Schedule 5A of the Copyright, Designs and Patent Act 1988 lists the permitted acts, to which the provisions of section 296ZE apply (i.e. lists the cases in which the consumer can use the remedy, if the copy protection prevents the user doing a permitted act).

== DVD copy protection ==
Commercially released DVD-Video and DVD-Audio discs typically use one or more copy protection methods to prevent use of unauthorized copies.

=== Content Scramble System (CSS) ===
Content Scramble System (CSS) is an encryption system employed on many commercially produced DVD-Video discs. CSS utilizes a proprietary 40-bit stream cipher algorithm to encrypt disc contents, preventing playback of unauthorized disc copies. CSS also prevents playback of discs on PCs without officially licensed software, such as PowerDVD or WinDVD.

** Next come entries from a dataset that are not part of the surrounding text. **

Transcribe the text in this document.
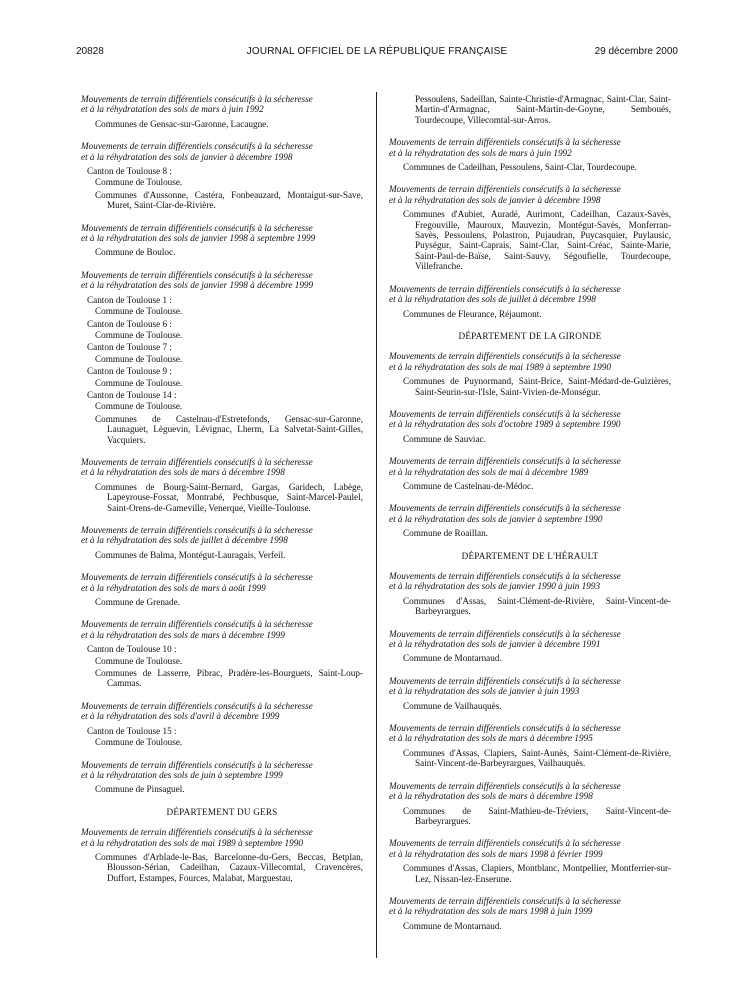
20828	JOURNAL OFFICIEL DE LA RÉPUBLIQUE FRANÇAISE	29 décembre 2000

Mouvements de terrain différentiels consécutifs à la sécheresse

et à la réhydratation des sols de mars à juin 1992

Communes de Gensac-sur-Garonne, Lacaugne.

Mouvements de terrain différentiels consécutifs à la sécheresse

et à la réhydratation des sols de janvier à décembre 1998

Canton de Toulouse 8 :
Commune de Toulouse.
Communes d'Aussonne, Castéra, Fonbeauzard, Montaigut-sur-Save, Muret, Saint-Clar-de-Rivière.

Mouvements de terrain différentiels consécutifs à la sécheresse

et à la réhydratation des sols de janvier 1998 à septembre 1999

Commune de Bouloc.

Mouvements de terrain différentiels consécutifs à la sécheresse

et à la réhydratation des sols de janvier 1998 à décembre 1999

Canton de Toulouse 1 :
Commune de Toulouse.
Canton de Toulouse 6 :
Commune de Toulouse.
Canton de Toulouse 7 :
Commune de Toulouse.
Canton de Toulouse 9 :
Commune de Toulouse.
Canton de Toulouse 14 :
Commune de Toulouse.
Communes de Castelnau-d'Estretefonds, Gensac-sur-Garonne, Launaguet, Lèguevin, Lévignac, Lherm, La Salvetat-Saint-Gilles, Vacquiers.

Mouvements de terrain différentiels consécutifs à la sécheresse

et à la réhydratation des sols de mars à décembre 1998

Communes de Bourg-Saint-Bernard, Gargas, Garidech, Labège, Lapeyrouse-Fossat, Montrabé, Pechbusque, Saint-Marcel-Paulel, Saint-Orens-de-Gameville, Venerque, Vieille-Toulouse.

Mouvements de terrain différentiels consécutifs à la sécheresse

et à la réhydratation des sols de juillet à décembre 1998

Communes de Balma, Montégut-Lauragais, Verfeil.

Mouvements de terrain différentiels consécutifs à la sécheresse

et à la réhydratation des sols de mars à août 1999

Commune de Grenade.

Mouvements de terrain différentiels consécutifs à la sécheresse

et à la réhydratation des sols de mars à décembre 1999

Canton de Toulouse 10 :
Commune de Toulouse.
Communes de Lasserre, Pibrac, Pradère-les-Bourguets, Saint-Loup-Cammas.

Mouvements de terrain différentiels consécutifs à la sécheresse

et à la réhydratation des sols d'avril à décembre 1999

Canton de Toulouse 15 :
Commune de Toulouse.

Mouvements de terrain différentiels consécutifs à la sécheresse

et à la réhydratation des sols de juin à septembre 1999

Commune de Pinsaguel.
DÉPARTEMENT DU GERS

Mouvements de terrain différentiels consécutifs à la sécheresse

et à la réhydratation des sols de mai 1989 à septembre 1990

Communes d'Arblade-le-Bas, Barcelonne-du-Gers, Beccas, Betplan, Blousson-Sérian, Cadeilhan, Cazaux-Villecomtal, Cravencères, Duffort, Estampes, Fources, Malabat, Marguestau,
Pessoulens, Sadeillan, Sainte-Christie-d'Armagnac, Saint-Clar, Saint-Martin-d'Armagnac, Saint-Martin-de-Goyne, Semboués, Tourdecoupe, Villecomtal-sur-Arros.

Mouvements de terrain différentiels consécutifs à la sécheresse

et à la réhydratation des sols de mars à juin 1992

Communes de Cadeilhan, Pessoulens, Saint-Clar, Tourdecoupe.

Mouvements de terrain différentiels consécutifs à la sécheresse

et à la réhydratation des sols de janvier à décembre 1998

Communes d'Aubiet, Auradé, Aurimont, Cadeilhan, Cazaux-Savès, Fregouville, Mauroux, Mauvezin, Montégut-Savès, Monferran-Savès, Pessoulens, Polastron, Pujaudran, Puycasquier, Puylausic, Puységur, Saint-Caprais, Saint-Clar, Saint-Créac, Sainte-Marie, Saint-Paul-de-Baïse, Saint-Sauvy, Ségoufielle, Tourdecoupe, Villefranche.

Mouvements de terrain différentiels consécutifs à la sécheresse

et à la réhydratation des sols de juillet à décembre 1998

Communes de Fleurance, Réjaumont.
DÉPARTEMENT DE LA GIRONDE

Mouvements de terrain différentiels consécutifs à la sécheresse

et à la réhydratation des sols de mai 1989 à septembre 1990

Communes de Puynormand, Saint-Brice, Saint-Médard-de-Guizières, Saint-Seurin-sur-l'Isle, Saint-Vivien-de-Monségur.

Mouvements de terrain différentiels consécutifs à la sécheresse

et à la réhydratation des sols d'octobre 1989 à septembre 1990

Commune de Sauviac.

Mouvements de terrain différentiels consécutifs à la sécheresse

et à la réhydratation des sols de mai à décembre 1989

Commune de Castelnau-de-Médoc.

Mouvements de terrain différentiels consécutifs à la sécheresse

et à la réhydratation des sols de janvier à septembre 1990

Commune de Roaillan.
DÉPARTEMENT DE L'HÉRAULT

Mouvements de terrain différentiels consécutifs à la sécheresse

et à la réhydratation des sols de janvier 1990 à juin 1993

Communes d'Assas, Saint-Clément-de-Rivière, Saint-Vincent-de-Barbeyrargues.

Mouvements de terrain différentiels consécutifs à la sécheresse

et à la réhydratation des sols de janvier à décembre 1991

Commune de Montarnaud.

Mouvements de terrain différentiels consécutifs à la sécheresse

et à la réhydratation des sols de janvier à juin 1993

Commune de Vailhauquès.

Mouvements de terrain différentiels consécutifs à la sécheresse

et à la réhydratation des sols de mars à décembre 1995

Communes d'Assas, Clapiers, Saint-Aunès, Saint-Clément-de-Rivière, Saint-Vincent-de-Barbeyrargues, Vailhauquès.

Mouvements de terrain différentiels consécutifs à la sécheresse

et à la réhydratation des sols de mars à décembre 1998

Communes de Saint-Mathieu-de-Tréviers, Saint-Vincent-de-Barbeyrargues.

Mouvements de terrain différentiels consécutifs à la sécheresse

et à la réhydratation des sols de mars 1998 à février 1999

Communes d'Assas, Clapiers, Montblanc, Montpellier, Montferrier-sur-Lez, Nissan-lez-Enserune.

Mouvements de terrain différentiels consécutifs à la sécheresse

et à la réhydratation des sols de mars 1998 à juin 1999

Commune de Montarnaud.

=== Macrovision Analog Protection System ===
Analog Protection System (APS), originally developed by Macrovision, is designed to close the "analog hole" by embedding signals in a DVD player's analog outputs which exploit automatic gain control circuitry present in many VCRs, preventing easy duplication of DVD videos onto VHS. Additionally, digital recording devices, such as DVD recorders, may check analog inputs for the APS signal and disallow recording if it is detected.

=== ARccOS ===
ARccOS (Advanced Regional Copy Control Operating Solution) is a copy protection system used on some DVDs. Designed as an additional layer of protection to be used in conjunction with Content Scramble System (CSS), the system deliberately creates corrupted sectors on the disc, causing copying software to produce errors. The corrupted sectors are in areas of the disk that most standalone DVD players do not access, but most copying software does.

=== HDCP ===
High-bandwidth Digital Content Protection (HDCP) is designed to prevent copying of digital outputs, such as a DVD player's HDMI output. A flag can be set on a DVD-Video disc to trigger a DVD player to encrypt its digital output, allowing display only on licensed TVs or monitors.

=== CPPM ===
Content Protection for Prerecorded Media (CPPM) is used on some DVD-Audio discs to prevent unauthorized copies. CPPM uses a media key block (MKB) to authenticate DVD-Audio players. In order to decrypt the audio, players must obtain a media key from the MKB, which also is encrypted. The player must use its own unique key to decrypt the MKB. If a DVD-Audio player's decryption key is compromised, that key can be rendered useless for decrypting future DVD-Audio discs.

=== Audio watermarking ===
DVD-Audio discs can additionally use an audio watermark in concert with CPPM. If a DVD-Audio player encounters the audio watermark on a disc without a media key block, it will halt playback.

Cinavia is a similar audio watermarking technology that can be applied to film soundtracks. Many DVD players and software (including PlayStation 3 and PowerDVD) check for the watermark. If the Cinavia watermark is detected on a DVD without the appropriate CSS key, playback will stop or audio will be muted.